Every day, I wake up and think, “God, is there any way you could make the government take more money from my paycheck? Because I’d probably squander it on food or clothing for my three young kids, or save it for our retirement.” Luckily, there’s a government program in the works that will give lots of free medication to cute, deserving old people. Whom we should cherish and love.
Still, I have just the teensiest, weensiest issue with one small, probably insignificant aspect of the Medicare prescription-drug benefit bill. It seems that not everyone — and by “not everyone,” I mean “probably three or four people” — is unable to pay for his medication, and might — and by “might,” I mean “in all likelihood, I’m probably wrong” — be able to contribute a tiny bit more money for their medicines. And by “tiny,” I mean “five bucks or so.”
Yet I know that taking money from us younger people is the will of God and His Servant, Ted Kennedy. I love this day. I shall now go outside and roll in the grass and think of fuzzy bunnies.
Sicko of Wacko Jacko
On the third day of the “surprising” criminal proceedings against Michael Jackson, I am officially tired of hearing about it. On the television news, on the radio, in the newspaper…enough. The guy isn’t a head of state, and he isn’t even an important celebrity anymore (is “important celebrity” an oxymoronic phrase?) If he’s convicted for sex abuse, there will be no societal consequences.
Greedy retirees are poised to extort $40 billion a year from working American families, using the government as the muscle man. That’s a story. Radical Islamist terrorists are murdering innocent people in Saudi Arabia, Turkey, and Iraq. That’s a story. Yet what do the watchdogs in the press think is the most important story right now? A freakish pop star is going to be arrested for being a pervert.
If Jackson is innocent, I hope he goes free. If he’s guilty, I hope he goes to jail and repents his sins. Either way, I don’t want to hear about it.
Music and ‘Master and Commander’
I saw the movie “Master and Commander” last Friday, and I give it my warm recommendation. The climax wasn’t disappointing, exactly, but it was less than one might hope; still, watching Russell Crowe is always enjoyable. Despite his penchant for rough behavior and womanizing, I’ll take his unapologetic masculinity over the Men Without Chests such as Keanu Reeves, Ethan Hawke, and the other vacant male leads who wander around movie sets in southern California.
One thing that stuck out was the music on the soundtrack. Of the recurring themes, two of them weren’t contemporary to the time in which the movie was set (1805). The first was “Fantasia on a Theme by Thomas Tallis,” by Ralph Vaughn Williams. Normally, I require my composers to be dead prior to 1900 in order to give them a listen, but Vaughn Williams is one of the few moderns I can stomach. His “Fantasia” is a deeply profound interpretation of Tallis, and one of my favorite works ever — but it’s a 20th-century take on a turn-of-the-17th-century piece.

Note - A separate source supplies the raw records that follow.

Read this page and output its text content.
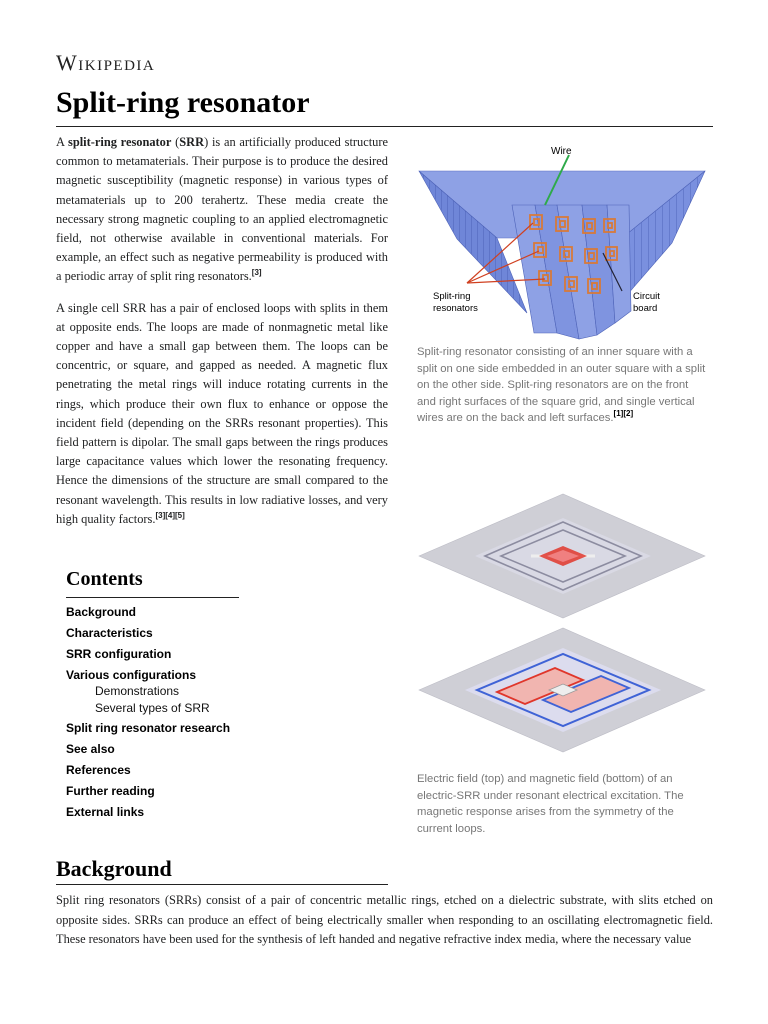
Wikipedia
Split-ring resonator

A split-ring resonator (SRR) is an artificially produced structure common to metamaterials. Their purpose is to produce the desired magnetic susceptibility (magnetic response) in various types of metamaterials up to 200 terahertz. These media create the necessary strong magnetic coupling to an applied electromagnetic field, not otherwise available in conventional materials. For example, an effect such as negative permeability is produced with a periodic array of split ring resonators.[3]

A single cell SRR has a pair of enclosed loops with splits in them at opposite ends. The loops are made of nonmagnetic metal like copper and have a small gap between them. The loops can be concentric, or square, and gapped as needed. A magnetic flux penetrating the metal rings will induce rotating currents in the rings, which produce their own flux to enhance or oppose the incident field (depending on the SRRs resonant properties). This field pattern is dipolar. The small gaps between the rings produces large capacitance values which lower the resonating frequency. Hence the dimensions of the structure are small compared to the resonant wavelength. This results in low radiative losses, and very high quality factors.[3][4][5]

Contents
Background
Characteristics
SRR configuration
Various configurations
Demonstrations
Several types of SRR
Split ring resonator research
See also
References
Further reading
External links
Wire
Split-ring
resonators
Circuit
board
Split-ring resonator consisting of an inner square with a split on one side embedded in an outer square with a split on the other side. Split-ring resonators are on the front and right surfaces of the square grid, and single vertical wires are on the back and left surfaces.[1][2]
Electric field (top) and magnetic field (bottom) of an electric-SRR under resonant electrical excitation. The magnetic response arises from the symmetry of the current loops.
Background

Split ring resonators (SRRs) consist of a pair of concentric metallic rings, etched on a dielectric substrate, with slits etched on opposite sides. SRRs can produce an effect of being electrically smaller when responding to an oscillating electromagnetic field. These resonators have been used for the synthesis of left handed and negative refractive index media, where the necessary value
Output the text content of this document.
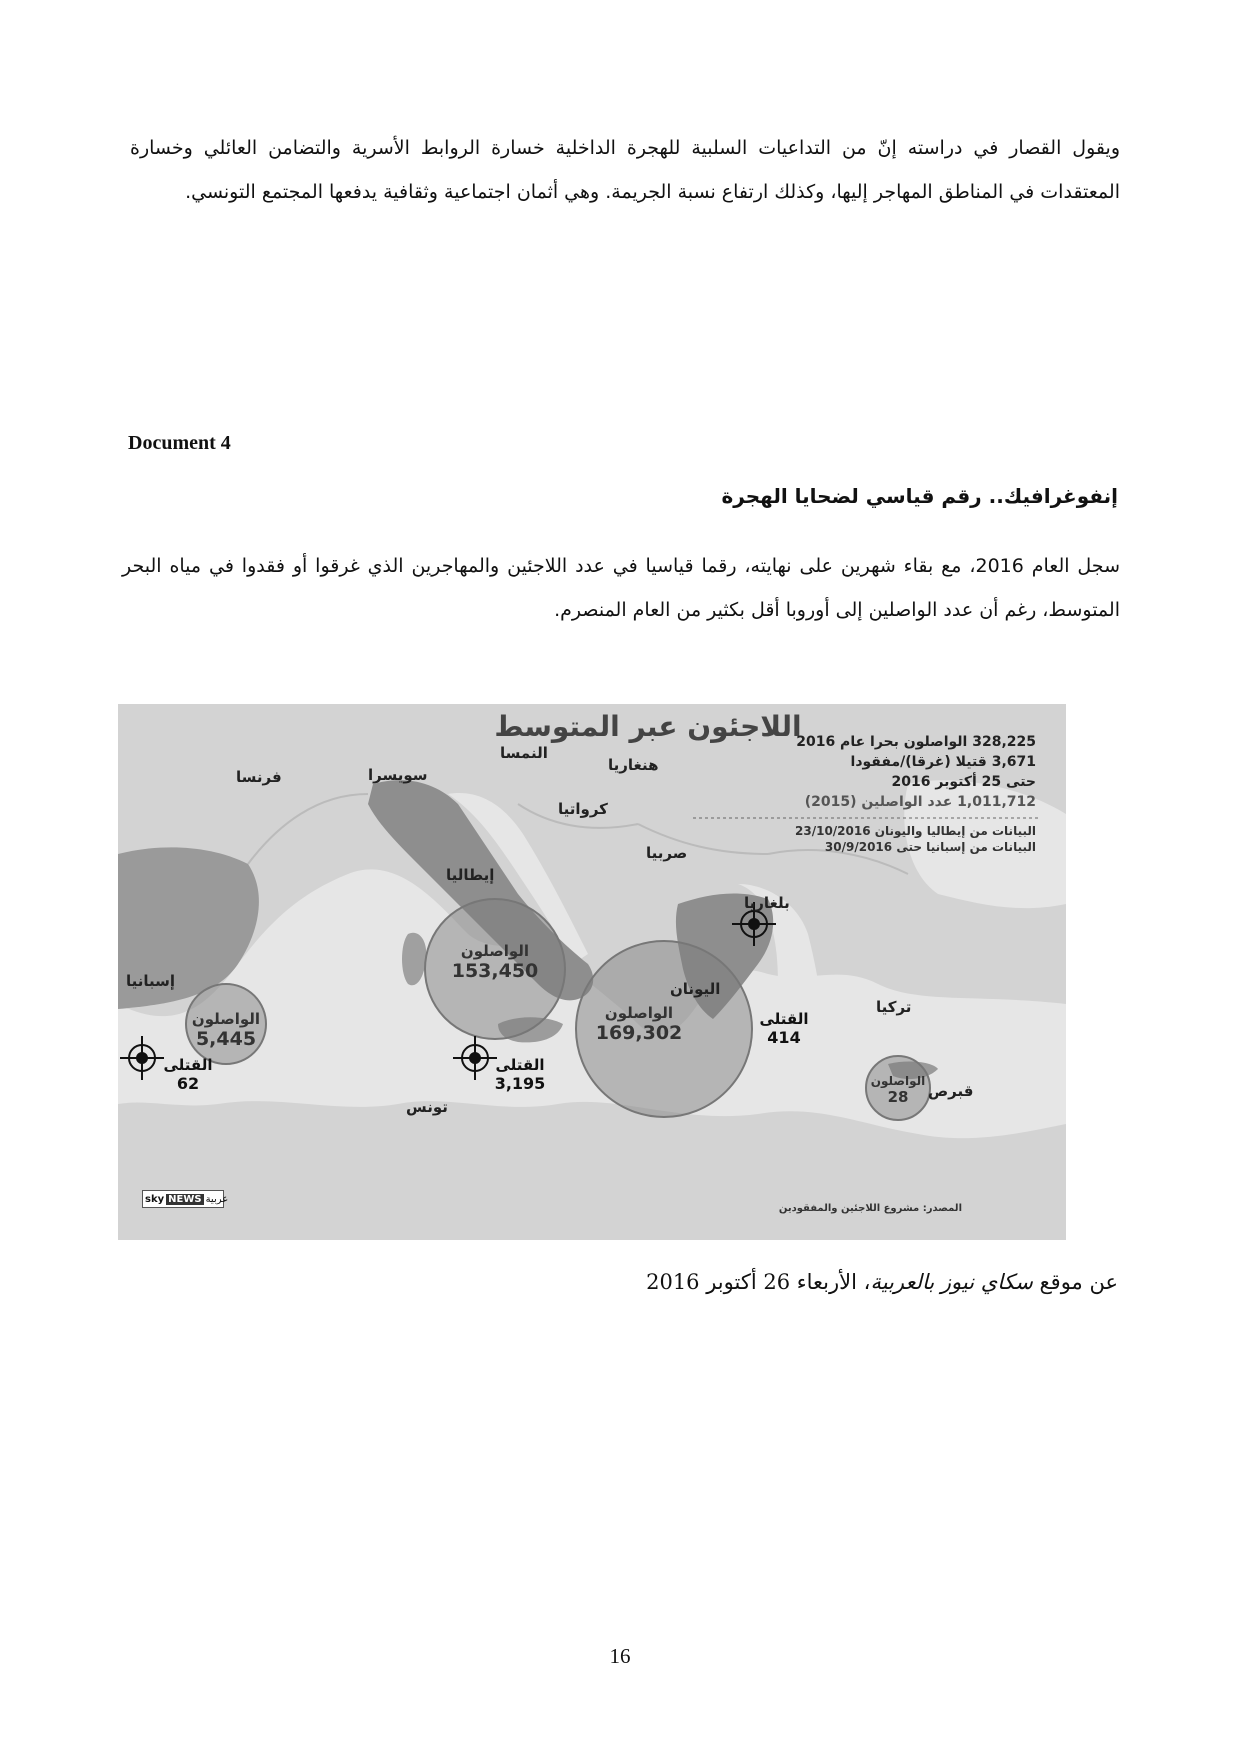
ويقول القصار في دراسته إنّ من التداعيات السلبية للهجرة الداخلية خسارة الروابط الأسرية والتضامن العائلي وخسارة المعتقدات في المناطق المهاجر إليها، وكذلك ارتفاع نسبة الجريمة. وهي أثمان اجتماعية وثقافية يدفعها المجتمع التونسي.
Document 4
إنفوغرافيك.. رقم قياسي لضحايا الهجرة
سجل العام 2016، مع بقاء شهرين على نهايته، رقما قياسيا في عدد اللاجئين والمهاجرين الذي غرقوا أو فقدوا في مياه البحر المتوسط، رغم أن عدد الواصلين إلى أوروبا أقل بكثير من العام المنصرم.
اللاجئون عبر المتوسط
328,225 الواصلون بحرا عام 2016
3,671 قتيلا (غرقا)/مفقودا
حتى 25 أكتوبر 2016
1,011,712 عدد الواصلين (2015)
البيانات من إيطاليا واليونان 23/10/2016
البيانات من إسبانيا حتى 30/9/2016
فرنسا	سويسرا
النمسا
هنغاريا
كرواتيا
صربيا
بلغاريا
إيطاليا
إسبانيا	اليونان
تركيا
تونس
قبرص
الواصلون
153,450
الواصلون
169,302
الواصلون
5,445
الواصلون
28
القتلى
62
القتلى
3,195
القتلى
414
sky NEWS عربية
المصدر: مشروع اللاجئين والمفقودين
عن موقع سكاي نيوز بالعربية، الأربعاء 26 أكتوبر 2016
16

Likewise, the third movement of Corelli’s Christmas Concerto in G minor gets a lot of eartime, and with good reason: it’s got a sumptuous, rich emotional texture, but it is 1) a Christmas piece; and 2) composed well over a century before the fictional events in the movie. Which is like playing, say, ragtime in a modern-day movie: it’s not wrong, but it is incongruous.

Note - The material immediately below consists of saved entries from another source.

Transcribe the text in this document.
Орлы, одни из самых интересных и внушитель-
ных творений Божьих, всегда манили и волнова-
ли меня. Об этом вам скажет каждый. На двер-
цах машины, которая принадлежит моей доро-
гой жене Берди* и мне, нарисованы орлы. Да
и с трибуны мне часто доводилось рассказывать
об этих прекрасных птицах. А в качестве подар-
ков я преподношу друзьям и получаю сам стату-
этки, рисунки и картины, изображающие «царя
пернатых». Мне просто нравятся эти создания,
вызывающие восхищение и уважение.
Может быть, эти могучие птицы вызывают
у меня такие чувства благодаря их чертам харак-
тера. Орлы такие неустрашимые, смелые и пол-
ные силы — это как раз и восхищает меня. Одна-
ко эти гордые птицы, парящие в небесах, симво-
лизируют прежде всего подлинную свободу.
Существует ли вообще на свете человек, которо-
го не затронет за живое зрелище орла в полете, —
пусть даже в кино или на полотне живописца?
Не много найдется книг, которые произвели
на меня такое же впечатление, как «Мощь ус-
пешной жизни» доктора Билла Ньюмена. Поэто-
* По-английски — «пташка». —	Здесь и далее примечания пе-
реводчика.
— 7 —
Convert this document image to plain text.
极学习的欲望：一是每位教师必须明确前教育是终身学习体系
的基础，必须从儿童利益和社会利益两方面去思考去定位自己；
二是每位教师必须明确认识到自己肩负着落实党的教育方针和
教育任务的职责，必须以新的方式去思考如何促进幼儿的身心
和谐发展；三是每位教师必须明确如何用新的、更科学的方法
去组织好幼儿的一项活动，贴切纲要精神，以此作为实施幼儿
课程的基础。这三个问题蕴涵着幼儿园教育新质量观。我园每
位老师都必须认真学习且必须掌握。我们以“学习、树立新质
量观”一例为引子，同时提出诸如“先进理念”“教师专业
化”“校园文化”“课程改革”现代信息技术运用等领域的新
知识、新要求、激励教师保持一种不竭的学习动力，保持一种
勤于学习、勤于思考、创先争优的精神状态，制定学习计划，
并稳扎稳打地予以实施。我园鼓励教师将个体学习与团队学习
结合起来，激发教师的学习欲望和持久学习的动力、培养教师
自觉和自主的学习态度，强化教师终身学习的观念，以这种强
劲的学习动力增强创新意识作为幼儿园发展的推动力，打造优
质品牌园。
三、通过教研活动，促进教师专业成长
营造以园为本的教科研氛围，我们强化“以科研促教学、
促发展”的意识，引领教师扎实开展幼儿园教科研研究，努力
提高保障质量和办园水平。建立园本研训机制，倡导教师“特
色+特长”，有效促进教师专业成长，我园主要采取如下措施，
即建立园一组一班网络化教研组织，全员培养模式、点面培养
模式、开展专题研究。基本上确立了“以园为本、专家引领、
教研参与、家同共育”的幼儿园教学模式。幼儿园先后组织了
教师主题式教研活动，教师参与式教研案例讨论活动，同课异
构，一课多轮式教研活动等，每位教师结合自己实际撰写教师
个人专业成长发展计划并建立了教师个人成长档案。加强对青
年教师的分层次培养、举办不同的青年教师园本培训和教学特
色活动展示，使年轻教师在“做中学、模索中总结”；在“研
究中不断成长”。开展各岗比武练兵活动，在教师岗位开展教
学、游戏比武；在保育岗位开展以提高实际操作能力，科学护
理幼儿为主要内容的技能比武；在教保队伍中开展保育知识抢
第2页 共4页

Nevertheless, the music did mesh well with the movie itself, and I seriously doubt very many people had a problem with the music.
(You can download an excerpt from the third movement of Corelli’s concerto. I don’t think I’m violating the Fair Use Doctrine by excerpting this wonderful CD by I Musici, especially when I’m telling everyone to hunt down this CD for Christmas — it’s a refreshing break from saccharine secular songs and wonderful but overplayed hymns.)